O grupo ainda denuncia o despejo forçado de centenas de pessoas para o desenvolvimento da Neom. A entidade se diz alarmada pelos planos para "The Line". A cidade em camadas verticais utilizará fortemente a inteligência artificial e a tecnologia de "interface homem-máquina". "Isso gera "preocupações sobre o uso da tecnologia digital para vigiar os futuros residentes", dizem os ativistas de direitos humanos.

"O governo saudita é famoso por reprimir a dissidência pública e tem um histórico bem estabelecido de tentativas de se infiltrar em plataformas tecnológicas e usar tecnologia avançada de vigilância cibernética para espionar dissidentes", diz a entidade.

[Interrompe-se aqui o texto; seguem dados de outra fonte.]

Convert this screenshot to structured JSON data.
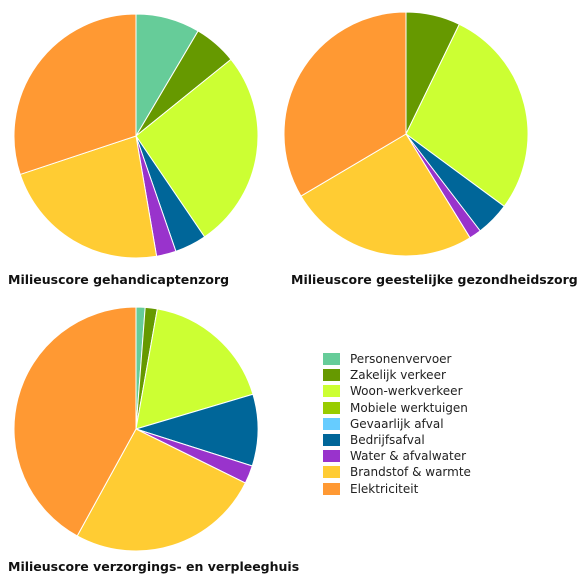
{
  "legend": [
    {
      "label": "Personenvervoer",
      "color": "#66cc99"
    },
    {
      "label": "Zakelijk verkeer",
      "color": "#669900"
    },
    {
      "label": "Woon-werkverkeer",
      "color": "#ccff33"
    },
    {
      "label": "Mobiele werktuigen",
      "color": "#99cc00"
    },
    {
      "label": "Gevaarlijk afval",
      "color": "#66ccff"
    },
    {
      "label": "Bedrijfsafval",
      "color": "#006699"
    },
    {
      "label": "Water & afvalwater",
      "color": "#9933cc"
    },
    {
      "label": "Brandstof & warmte",
      "color": "#ffcc33"
    },
    {
      "label": "Elektriciteit",
      "color": "#ff9933"
    }
  ],
  "chart_data": [
    {
      "type": "pie",
      "title": "Milieuscore gehandicaptenzorg",
      "slices": [
        {
          "label": "Personenvervoer",
          "value": 8.5
        },
        {
          "label": "Zakelijk verkeer",
          "value": 5.7
        },
        {
          "label": "Woon-werkverkeer",
          "value": 26.3
        },
        {
          "label": "Mobiele werktuigen",
          "value": 0
        },
        {
          "label": "Gevaarlijk afval",
          "value": 0
        },
        {
          "label": "Bedrijfsafval",
          "value": 4.2
        },
        {
          "label": "Water & afvalwater",
          "value": 2.6
        },
        {
          "label": "Brandstof & warmte",
          "value": 22.6
        },
        {
          "label": "Elektriciteit",
          "value": 30.1
        }
      ]
    },
    {
      "type": "pie",
      "title": "Milieuscore geestelijke gezondheidszorg",
      "slices": [
        {
          "label": "Personenvervoer",
          "value": 0
        },
        {
          "label": "Zakelijk verkeer",
          "value": 7.2
        },
        {
          "label": "Woon-werkverkeer",
          "value": 27.9
        },
        {
          "label": "Mobiele werktuigen",
          "value": 0
        },
        {
          "label": "Gevaarlijk afval",
          "value": 0
        },
        {
          "label": "Bedrijfsafval",
          "value": 4.5
        },
        {
          "label": "Water & afvalwater",
          "value": 1.6
        },
        {
          "label": "Brandstof & warmte",
          "value": 25.3
        },
        {
          "label": "Elektriciteit",
          "value": 33.5
        }
      ]
    },
    {
      "type": "pie",
      "title": "Milieuscore verzorgings- en verpleeghuis",
      "slices": [
        {
          "label": "Personenvervoer",
          "value": 1.2
        },
        {
          "label": "Zakelijk verkeer",
          "value": 1.6
        },
        {
          "label": "Woon-werkverkeer",
          "value": 17.6
        },
        {
          "label": "Mobiele werktuigen",
          "value": 0
        },
        {
          "label": "Gevaarlijk afval",
          "value": 0
        },
        {
          "label": "Bedrijfsafval",
          "value": 9.5
        },
        {
          "label": "Water & afvalwater",
          "value": 2.4
        },
        {
          "label": "Brandstof & warmte",
          "value": 25.7
        },
        {
          "label": "Elektriciteit",
          "value": 42.0
        }
      ]
    }
  ]
}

Segundo eles, dezenas de ativistas e defensores dos direitos humanos sauditas continuaram a cumprir longas sentenças de prisão por criticarem as autoridades ou defenderem reformas políticas ou mais direitos para mulheres.

Nada disso parece ser um problema para o regime. Para se apresentar ao mundo com um novo rosto, os palcos já estão montados. Os sauditas serão a sede da Expo 2030. Em 2034, será a vez de receber a Copa do Mundo.

Mas uma das maiores polêmicas foi a decisão de dar ao regime saudita o direito de sediar a Olimpíada de Inverno da Ásia, em 2029. Os jogos ocorrerão numa outra cidade que ainda não existe, Trojena, projetada para estar concluída em 2026 e que promete ter neve "o ano todo".